I thoroughly enjoyed this one, and will be getting my greasy paws on the next in the series, The Madness Underneath, as soon as the paper-pushing gargoyles in the finance department approve my loan application for essential reading material.

Until next time,


Retro Reading: Books about Puberty…..


Yes, it’s that time again – time to link arms with a trusted confidante (ie: me) and take a stroll down memory lane. BYO mosquito repellent and hayfever medication.

Recently I have been contemplating that most treacherous of life events – puberty.  A younger colleague of mine has just begun on this road to adult gargoyle-hood and is most vexed at the appearance of mould where there was no mould before.  It was while I was advising him of the necessity of a meticulous morning-and-evening cleansing routine to keep this problem in check, that I decided I should re-read some classics related to this special time for young gargoyles and fleshlings alike.
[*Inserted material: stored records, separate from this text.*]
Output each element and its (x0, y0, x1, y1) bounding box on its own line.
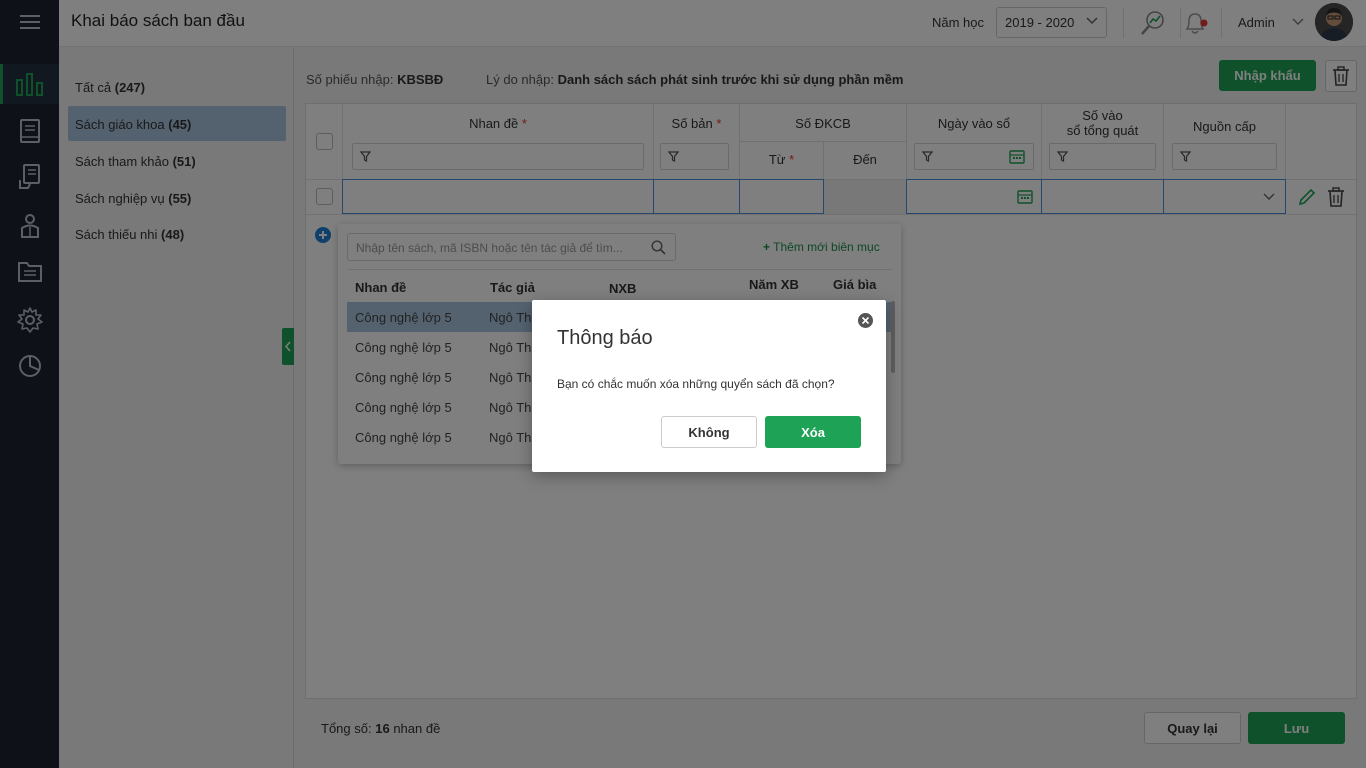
dialog-message: Bạn có chắc muốn xóa những quyển sách đã… (557, 377, 835, 391)
confirm-delete-dialog: Thông báo Bạn có chắc muốn xóa những quy… (532, 300, 886, 472)
confirm-delete-button[interactable]: Xóa (765, 416, 861, 448)
close-icon[interactable] (857, 312, 874, 329)
cancel-button[interactable]: Không (661, 416, 757, 448)
dialog-title: Thông báo (557, 327, 653, 349)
To that end I selected two that I remembered well (or at least I thought I did…): the perennial favourite Are You There God? It’s Me, Margaret by Judy Blume and Pig City by Louis Sachar.

are you there godIt may come as a surprise to those of you who have read Are You There God?…., but on re-reading I had absolutely no recollection of any of the content pertaining to Margaret’s investigations into different religions. None, whatsoever.  How could this be? I wondered – clearly, this was an important part of the main character’s growth and development throughout the plot.  It’s even mentioned in the title, for goodness sake.

It was about this time that I began to suspect that on my initial reading, drawn by content arguably more interesting to a young buck undergoing certain important life changes, that I may have skipped the bits about religion and flicked through to the advice about increasing one’s bust…..Yes, dear reader, I believe that I may have been guilty of skipping large chunks of the story in order to get to the spicy bits! Surely, though, this small infraction can be forgiven – as creatures of stone, gargoyles have a vested interest in busts (of the artistic, sculptural variety) and advice as to how to make a bigger one could be just the ticket for a gargoyle without a lower half to take a step up in the world, so to speak.

In re-reading Pig City, you will be pleased to know I did not uncover any nasty surprises about content I had forgotten, for this book was certainly on high rotation in my reading list at that time.  Strangely though, I had forgotten all about the book itself until I recently overheard something that jogged my memory and I felt an immediate need to search it out.

pig city

The story follows the sixth-grade school year of Laura Sibbie and friends as they grope their way up, down and across the social ladder through the creation of various clubs.  The initiations and subsequent fall-out of these friendships make up the bulk of the story, and very entertaining it is too.  This is a much milder take on the beginnings of adolescence than that presented in Judy Blume’s work – the characters still have the charm and innocence that Blume’s more wordly girls do not.

Having had its first outing in 1987 though, I wonder how much the events in Pig City mirror the experiences of today’s children in grade six and seven.  I can’t help but feel that the squabbles depicted here would nowadays be more likely to occur in a younger age group than the technology-savvy, know-all-about-it pre-teens of the post-noughties.

I must say, having re-dipped the toe into books about this life event, I feel I must seek out more as the embarrassing predicaments in which the characters find themselves are really quite fun to read about.

Any suggestions from fellow bloggers about classic “growing up” reads to tackle?